Rock Outlet Protection Source Equation
Rock Outlet Protection Source Equation
(OP)
I'm looking for the equation(s) used to establish the Rock Outlet Protection nomographs used by so many jurisdictions. You know, the ones based on Tw < or > .5 dia., enter the figure with a Q and Pipe dia. to get a d50 then further to get length of level section. I think the source is SCS, perhaps a Maryland office.

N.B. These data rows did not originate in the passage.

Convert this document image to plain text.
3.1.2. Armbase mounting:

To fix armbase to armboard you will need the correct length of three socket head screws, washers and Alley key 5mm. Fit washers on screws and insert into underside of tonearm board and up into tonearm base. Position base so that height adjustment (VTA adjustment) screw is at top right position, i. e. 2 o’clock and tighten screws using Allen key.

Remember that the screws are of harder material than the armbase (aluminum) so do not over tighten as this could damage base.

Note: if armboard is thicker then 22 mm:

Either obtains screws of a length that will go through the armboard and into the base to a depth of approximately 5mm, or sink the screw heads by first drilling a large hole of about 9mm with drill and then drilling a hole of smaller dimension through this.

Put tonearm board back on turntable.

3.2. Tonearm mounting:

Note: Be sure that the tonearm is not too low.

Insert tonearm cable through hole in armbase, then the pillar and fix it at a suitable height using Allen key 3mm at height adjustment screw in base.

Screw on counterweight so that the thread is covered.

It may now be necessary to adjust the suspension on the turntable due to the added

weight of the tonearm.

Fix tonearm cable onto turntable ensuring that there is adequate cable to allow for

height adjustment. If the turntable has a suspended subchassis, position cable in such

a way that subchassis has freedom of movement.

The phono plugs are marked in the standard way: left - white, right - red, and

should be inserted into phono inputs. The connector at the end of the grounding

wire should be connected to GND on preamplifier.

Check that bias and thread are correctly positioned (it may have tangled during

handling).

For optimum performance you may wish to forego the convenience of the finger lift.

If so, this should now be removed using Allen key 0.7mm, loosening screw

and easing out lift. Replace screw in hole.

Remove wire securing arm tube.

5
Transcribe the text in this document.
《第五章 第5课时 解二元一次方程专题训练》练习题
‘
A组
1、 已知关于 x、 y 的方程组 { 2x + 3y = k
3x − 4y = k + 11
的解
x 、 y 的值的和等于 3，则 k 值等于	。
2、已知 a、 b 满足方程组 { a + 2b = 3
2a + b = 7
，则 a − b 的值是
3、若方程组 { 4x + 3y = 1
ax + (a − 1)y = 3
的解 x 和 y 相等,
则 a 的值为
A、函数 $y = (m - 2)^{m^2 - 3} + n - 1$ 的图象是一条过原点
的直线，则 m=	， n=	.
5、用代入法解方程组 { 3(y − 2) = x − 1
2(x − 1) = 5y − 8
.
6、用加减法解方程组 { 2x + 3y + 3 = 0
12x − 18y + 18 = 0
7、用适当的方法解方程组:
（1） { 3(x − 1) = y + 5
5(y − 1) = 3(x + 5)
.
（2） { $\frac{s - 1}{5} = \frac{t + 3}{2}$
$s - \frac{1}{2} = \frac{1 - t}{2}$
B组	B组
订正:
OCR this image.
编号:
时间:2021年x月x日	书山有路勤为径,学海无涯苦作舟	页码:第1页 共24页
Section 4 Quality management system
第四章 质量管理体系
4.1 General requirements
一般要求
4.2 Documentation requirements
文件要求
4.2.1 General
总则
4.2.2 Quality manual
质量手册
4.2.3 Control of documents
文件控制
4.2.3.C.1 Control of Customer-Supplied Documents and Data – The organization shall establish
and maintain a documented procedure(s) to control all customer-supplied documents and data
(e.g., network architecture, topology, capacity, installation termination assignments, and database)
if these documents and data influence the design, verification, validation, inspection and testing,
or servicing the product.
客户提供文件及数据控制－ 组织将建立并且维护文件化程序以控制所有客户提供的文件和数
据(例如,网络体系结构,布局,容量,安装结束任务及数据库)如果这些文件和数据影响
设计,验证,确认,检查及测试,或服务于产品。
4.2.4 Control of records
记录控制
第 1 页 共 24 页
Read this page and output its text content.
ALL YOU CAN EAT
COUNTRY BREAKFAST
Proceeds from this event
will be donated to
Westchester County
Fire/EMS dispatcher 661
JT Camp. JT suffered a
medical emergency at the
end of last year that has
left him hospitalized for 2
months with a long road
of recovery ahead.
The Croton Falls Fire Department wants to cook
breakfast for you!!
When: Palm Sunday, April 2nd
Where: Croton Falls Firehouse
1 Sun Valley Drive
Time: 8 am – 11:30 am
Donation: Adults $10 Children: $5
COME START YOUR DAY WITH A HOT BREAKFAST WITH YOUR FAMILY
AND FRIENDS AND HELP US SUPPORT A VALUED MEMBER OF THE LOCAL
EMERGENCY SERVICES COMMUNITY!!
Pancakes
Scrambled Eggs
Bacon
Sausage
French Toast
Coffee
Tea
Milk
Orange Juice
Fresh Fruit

In this day of spreadsheets, why use figures !?





RE: Rock Outlet Protection Source Equation
RE: Rock Outlet Protection Source Equation
TW<0.5 Do La=(1.8*(q/(Do^.5))) + (7*Do)
W=(3*Wo)+La
TW>0.5 Do La=3*(q/(Do^.5))
W=(3*Wo)+(0.4*La)
D50= (0.016/Tw)*(q^1.33)
Where Tw can not be computed use Tw=0.2*Do
Do=maximum inside culvert height in feet (or diameter of round pipe)
Wo=maximum inside culvert width in feet (or diameter of round pipe)
q=unit discharge = Q/Wo (CFS per foot for conduit design storm or 25 yr storm, whichever is greater)
La= length of apron
W=width of apron (Width should be at least 3 times the culvert width)
Hope this helps!!
Kate